4% Wienerberger-Anleihe 2020 verkaufen!


18.06.18 12:00
Raiffeisen Bank International AG

Wien (www.anleihencheck.de) - Die Analysten der Raiffeisen Bank International AG (RBI) raten die in 2020 fällige 4% Anleihe (ISIN AT0000A100E2 / WKN A1HH8S) der Wienerberger AG auf Total Return Basis und Sicht von sechs Monaten zu verkaufen.
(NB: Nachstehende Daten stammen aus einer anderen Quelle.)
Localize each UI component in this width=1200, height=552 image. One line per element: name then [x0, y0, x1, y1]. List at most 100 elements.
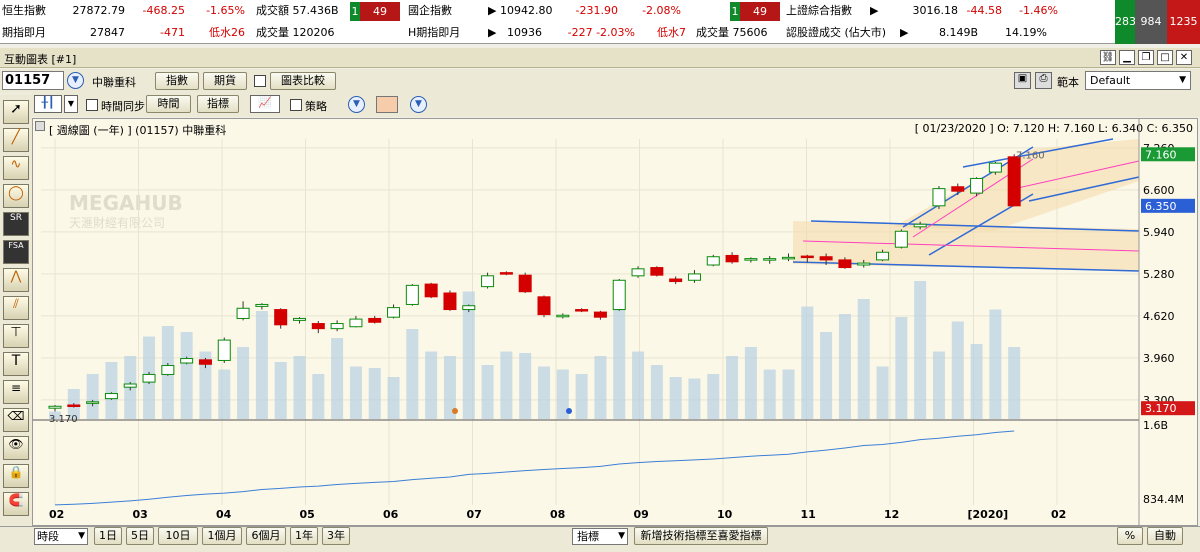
eraser-icon[interactable]: ⌫ — [3, 408, 29, 432]
save-icon[interactable]: ▣ — [1014, 72, 1031, 89]
link-icon[interactable]: ⛓ — [1100, 50, 1116, 65]
color-dropdown-icon[interactable]: ▼ — [410, 96, 427, 113]
ticker-hscei-adv: 1 — [730, 2, 740, 21]
compare-checkbox[interactable] — [254, 75, 266, 87]
volume-bar — [406, 329, 419, 419]
line-chart-icon[interactable]: 📈 — [250, 95, 280, 113]
candle-body — [951, 186, 965, 192]
trendline-icon[interactable]: ╱ — [3, 128, 29, 152]
chart-type-dropdown-icon[interactable]: ▼ — [64, 95, 78, 113]
template-select[interactable]: Default ▼ — [1085, 71, 1191, 90]
ticker-hsi-dec: 49 — [360, 2, 400, 21]
candle-body — [481, 275, 495, 288]
x-tick-label: 11 — [801, 508, 816, 521]
ticker-sse-change: -44.58 — [966, 4, 1002, 17]
ticker-warrant-value: 8.149B — [938, 26, 978, 39]
text-icon[interactable]: T — [3, 352, 29, 376]
ellipse-icon[interactable]: ◯ — [3, 184, 29, 208]
breadth-advance: 283 — [1115, 0, 1136, 44]
restore-icon[interactable]: ❐ — [1138, 50, 1154, 65]
chart-panel[interactable]: [ 週線圖 (一年) ] (01157) 中聯重科 [ 01/23/2020 ]… — [32, 118, 1198, 526]
period-button-4[interactable]: 6個月 — [246, 527, 286, 545]
magnet-icon[interactable]: 🧲 — [3, 492, 29, 516]
volume-bar — [312, 374, 325, 419]
minimize-icon[interactable]: ▁ — [1119, 50, 1135, 65]
candle-body — [650, 267, 664, 276]
fsa-icon[interactable]: FSA — [3, 240, 29, 264]
period-button-1[interactable]: 5日 — [126, 527, 154, 545]
high-price-tag: 7.160 — [1145, 148, 1177, 161]
volume-bar — [613, 306, 626, 419]
candle-body — [857, 262, 871, 266]
period-button-2[interactable]: 10日 — [158, 527, 198, 545]
period-button-0[interactable]: 1日 — [94, 527, 122, 545]
candle-body — [255, 303, 269, 307]
futures-button[interactable]: 期貨 — [203, 72, 247, 90]
ticker-play-icon: ▶ — [488, 4, 497, 17]
candle-body — [499, 272, 513, 275]
candle-body — [142, 373, 156, 383]
ticker-hsi-fut-change: -471 — [160, 26, 185, 39]
period-button-3[interactable]: 1個月 — [202, 527, 242, 545]
volume-bar — [876, 366, 889, 419]
breadth-unchanged: 984 — [1135, 0, 1167, 44]
candle-body — [330, 323, 344, 330]
candlestick-chart[interactable]: 7.2606.6005.9405.2804.6203.9603.3007.160… — [33, 119, 1197, 525]
color-swatch[interactable] — [376, 96, 398, 113]
ticker-play-icon: ▶ — [870, 4, 879, 17]
candle-body — [819, 256, 833, 261]
window-titlebar: 互動圖表 [#1] ⛓ ▁ ❐ □ ✕ — [0, 48, 1200, 68]
volume-bar — [86, 374, 99, 419]
time-sync-checkbox[interactable] — [86, 99, 98, 111]
candle-body — [387, 307, 401, 318]
stock-name: 中聯重科 — [92, 76, 136, 89]
period-select[interactable]: 時段 ▼ — [34, 528, 88, 545]
candle-body — [217, 339, 231, 361]
stock-code-input[interactable]: 01157 — [2, 71, 64, 90]
strategy-dropdown-icon[interactable]: ▼ — [348, 96, 365, 113]
pointer-icon[interactable]: ➚ — [3, 100, 29, 124]
period-button-5[interactable]: 1年 — [290, 527, 318, 545]
percent-button[interactable]: % — [1117, 527, 1143, 545]
x-tick-label: 02 — [1051, 508, 1066, 521]
high-annotation: 7.160 — [1016, 150, 1045, 161]
ticker-sse-pct: -1.46% — [1019, 4, 1058, 17]
sr-icon[interactable]: SR — [3, 212, 29, 236]
indicator-button[interactable]: 指標 — [197, 95, 239, 113]
indicator-select[interactable]: 指標 ▼ — [572, 528, 628, 545]
fan-icon[interactable]: ⋀ — [3, 268, 29, 292]
candle-body — [575, 309, 589, 312]
eye-icon[interactable]: 👁 — [3, 436, 29, 460]
volume-bar — [669, 377, 682, 419]
ticker-hsi-pct: -1.65% — [206, 4, 245, 17]
ticker-hscei-label: 國企指數 — [408, 4, 452, 17]
strategy-checkbox[interactable] — [290, 99, 302, 111]
close-icon[interactable]: ✕ — [1176, 50, 1192, 65]
volume-bar — [255, 311, 268, 419]
wave-icon[interactable]: ∿ — [3, 156, 29, 180]
maximize-icon[interactable]: □ — [1157, 50, 1173, 65]
y-tick-label: 6.600 — [1143, 184, 1175, 197]
candle-body — [368, 317, 382, 323]
compare-button[interactable]: 圖表比較 — [270, 72, 336, 90]
candle-body — [161, 365, 175, 375]
x-tick-label: [2020] — [968, 508, 1009, 521]
volume-bar — [368, 368, 381, 419]
lock-icon[interactable]: 🔒 — [3, 464, 29, 488]
period-button-6[interactable]: 3年 — [322, 527, 350, 545]
candle-body — [725, 254, 739, 263]
x-tick-label: 06 — [383, 508, 399, 521]
add-indicator-button[interactable]: 新增技術指標至喜愛指標 — [634, 527, 768, 545]
candle-body — [687, 273, 701, 281]
print-icon[interactable]: ⎙ — [1035, 72, 1052, 89]
volume-bar — [387, 377, 400, 419]
auto-button[interactable]: 自動 — [1147, 527, 1183, 545]
grid-lines-icon[interactable]: ≡ — [3, 380, 29, 404]
dropdown-circle-icon[interactable]: ▼ — [67, 72, 84, 89]
index-button[interactable]: 指數 — [155, 72, 199, 90]
chart-type-icon[interactable]: ╂┃ — [34, 95, 62, 113]
time-button[interactable]: 時間 — [146, 95, 191, 113]
channel-icon[interactable]: ⫽ — [3, 296, 29, 320]
ticker-hsi-change: -468.25 — [142, 4, 185, 17]
fibonacci-icon[interactable]: ⊤ — [3, 324, 29, 348]
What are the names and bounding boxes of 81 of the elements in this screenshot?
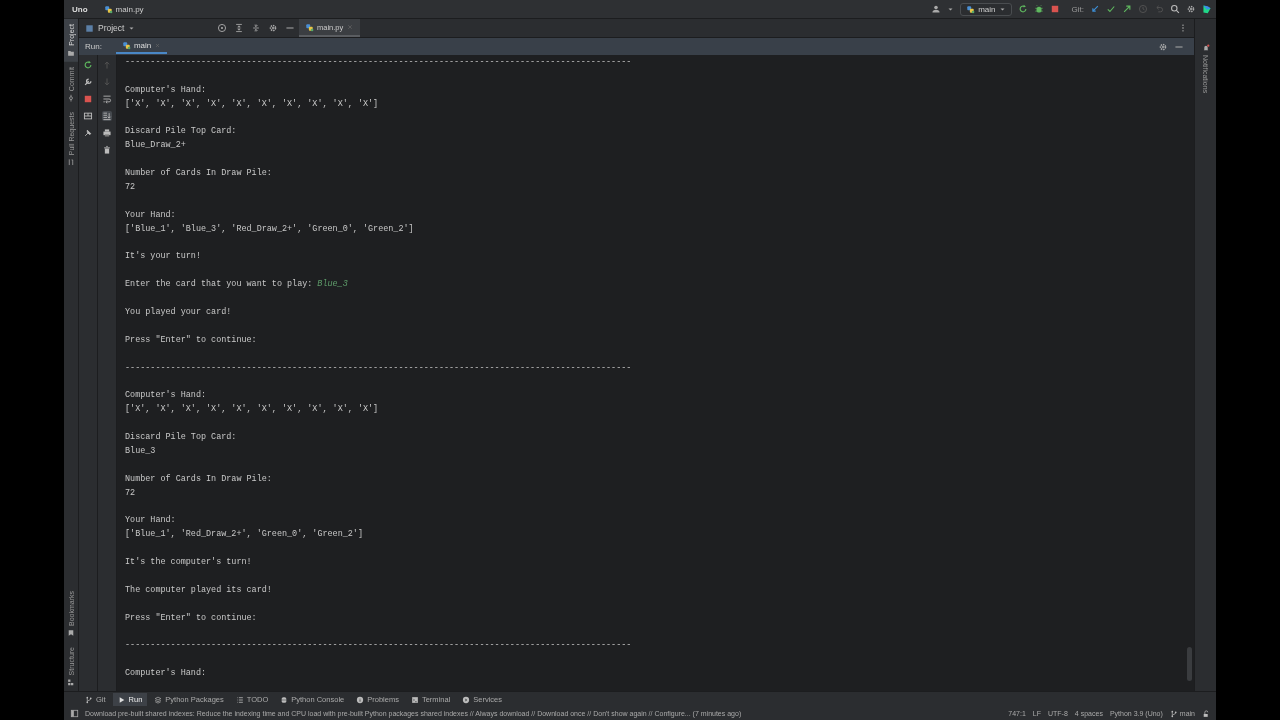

Die Wurzeln der Wienerberger AG lägen im Jahre 1819 mit der Gründung als österreichischer Ziegelhersteller. Von da an, habe sich Wienerberger vom Ziegelproduzenten zu einem internationalen Baustoffkonzern entwickelt, der die Geschäftsbereiche Clay Building Materials, Pipes & Pavers und North America vereinige. Mit 197 Produktionsstandorten in 30 Ländern zähle Wienerberger zu den größten Ziegelproduzenten weltweit (Hintermauerziegel Nr. Eins weltweit; Vormauerziegel Nr. Eins Europa und führende Position in den USA). Bei Tondachziegeln in Europa könne der Konzern ebenfalls die Position des Marktführers einnehmen, ebenso bei Betonsteinen in Zentral-Osteuropa. Mit seinen Rohrsystemen nehme er in Europa ebenfalls eine führende Positionen ein.

Mit rund 16.000 Mitarbeitern habe zuletzt ein Rekordumsatz von EUR 3,1 Mrd. (+5% vs. 2016) erwirtschaftet werden können. Die Aktien der Wienerberger AG befänden sich zu 100% im Streubesitz, wobei mit einem Anteil von 86% institutionelle Investoren deutlich überwiegen würden. Mehr als die Hälfte dieser komme aus dem angelsächsischen Raum.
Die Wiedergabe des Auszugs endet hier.